I found that an effective intervention with exceptionally aggressive ninth-graders was telling these students, still in their formative years, the consequences of their current behavioral course — “a life of crime and a life in jail.” However, I was told that saying such things is “taboo in public education.” By the time it is not taboo, it’s too late.
The consequences affect suburbanites as well as urban communities. Current policies are worse than ineffective. The vast majority of ninth grade mathematics students in urban schools cannot do the simple addition and subtraction they should have learned in grade school. I observed a class taught by a teacher held out to me as a model. I heard him telling students he would give them “100 percent credit” if, in solving a simple equation, they just showed him the steps, even if their addition, subtraction, multiplication and division were wrong. This is fraud.
I have found the main reason these students do not know simple addition and subtraction or the steps in solving a simple equation is their refusal to learn, which is part of their aggressive behavior.
Satish Chandra
Cambridge, Mass.
Florida election was a fraud
The findings of the recently announced Florida recounts take on new meaning in light of evidence that Gov. Jeb Bush ordered the striking of thousands of legitimate voters from the rolls just months before the fateful 2000 election, in defiance of two Florida Supreme Court injunctions against it.

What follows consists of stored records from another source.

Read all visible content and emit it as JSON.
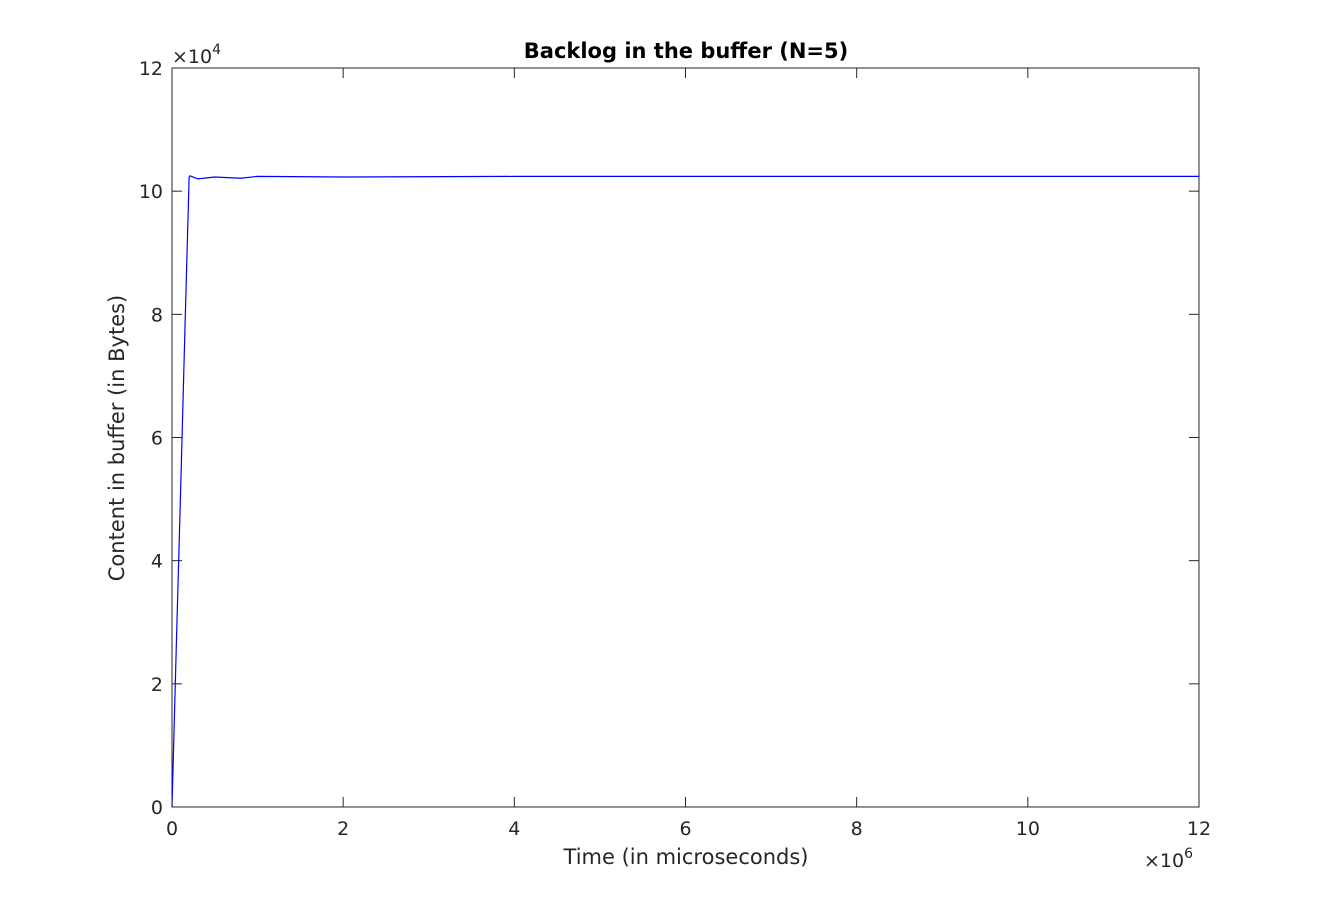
{
  "chart_data": {
    "type": "line",
    "title": "Backlog in the buffer (N=5)",
    "xlabel": "Time (in microseconds)",
    "ylabel": "Content in buffer (in Bytes)",
    "x_multiplier": {
      "base": "×10",
      "exponent": "6"
    },
    "y_multiplier": {
      "base": "×10",
      "exponent": "4"
    },
    "xlim": [
      0,
      12
    ],
    "ylim": [
      0,
      12
    ],
    "xticks": [
      0,
      2,
      4,
      6,
      8,
      10,
      12
    ],
    "yticks": [
      0,
      2,
      4,
      6,
      8,
      10,
      12
    ],
    "xtick_labels": [
      "0",
      "2",
      "4",
      "6",
      "8",
      "10",
      "12"
    ],
    "ytick_labels": [
      "0",
      "2",
      "4",
      "6",
      "8",
      "10",
      "12"
    ],
    "grid": false,
    "box": true,
    "series": [
      {
        "color": "#0000ff",
        "x": [
          0,
          0.05,
          0.1,
          0.15,
          0.2,
          0.21,
          0.3,
          0.5,
          0.8,
          1.0,
          2.0,
          4.0,
          6.0,
          8.0,
          10.0,
          12.0
        ],
        "y": [
          0,
          2.6,
          5.1,
          7.7,
          10.22,
          10.25,
          10.2,
          10.23,
          10.21,
          10.24,
          10.23,
          10.24,
          10.24,
          10.24,
          10.24,
          10.24
        ]
      }
    ]
  }
}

In a memo issued Sept. 18, 2000, Bush ordered counties to require
ex-felons to file for restoration of civil rights, a direct violation of both a Florida statute and the Constitution’s “full faith and credit” clause, which requires every state to accept the legal rulings of other states. Bush was asking ex-felons to apply for clemency to restore the voting rights they already had. A documented 13,141 voters were wrongfully purged from the rolls, and an estimated additional 50,000 to 100,000 were struck as well.

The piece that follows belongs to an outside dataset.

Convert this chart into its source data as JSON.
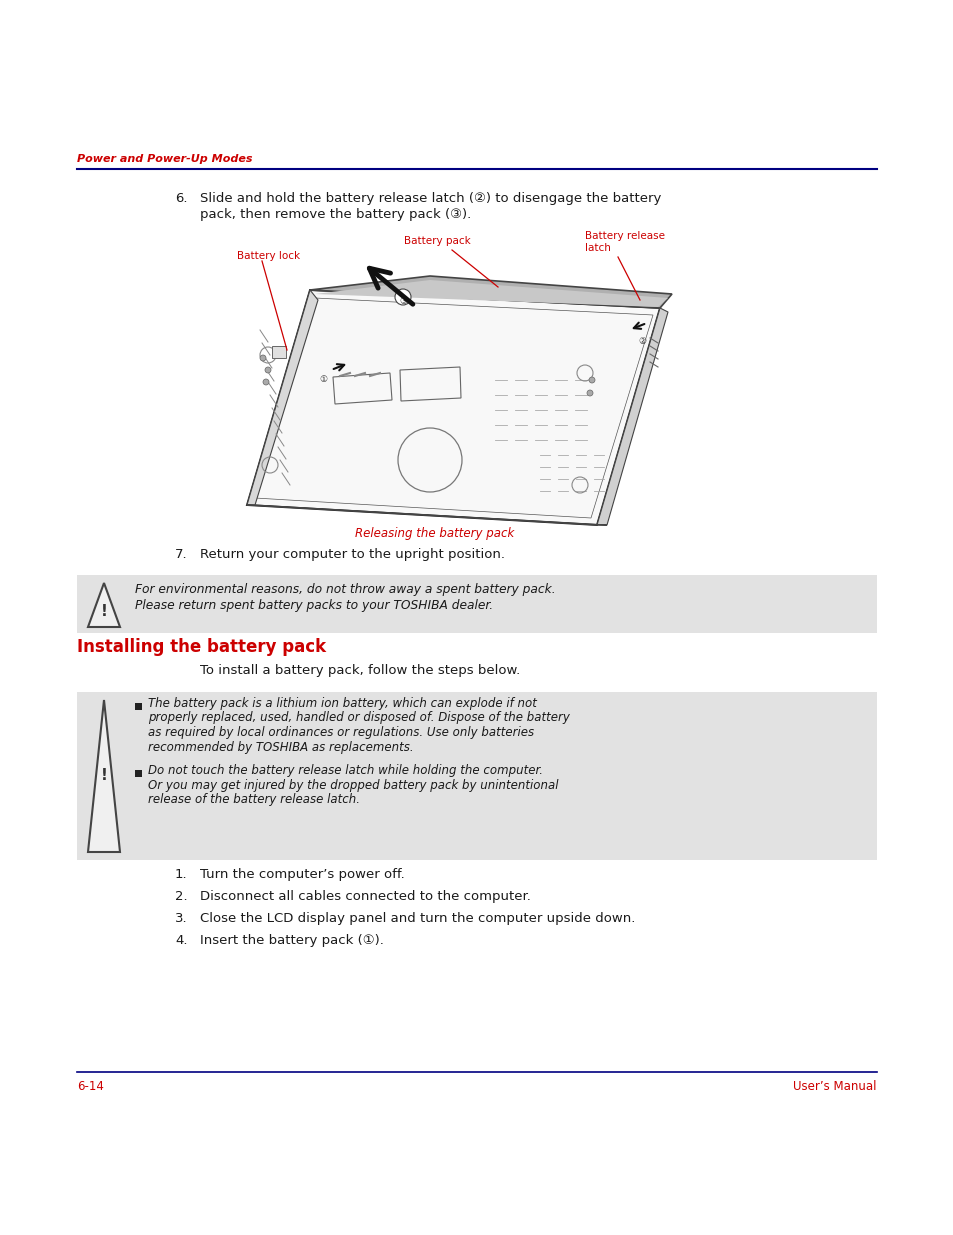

Recount or not, given the 500-vote margin of difference between Bush and Gore in the official election results, the implications of Gov. Bush’s illegal orders are clear: The Florida election was fraudulent, and the Bush “victory” is highly suspect.
It is a travesty that this occurred and an outrage that the mainstream media has not brought these facts to light, so the people could put pressure on Congress to demand a full federal investigation. This is the real Election 2000 story, and until the “powers-that-ought-not-be” and the illegal acts they are willing to commit to secure and remain in power are exposed, our country is the poorer.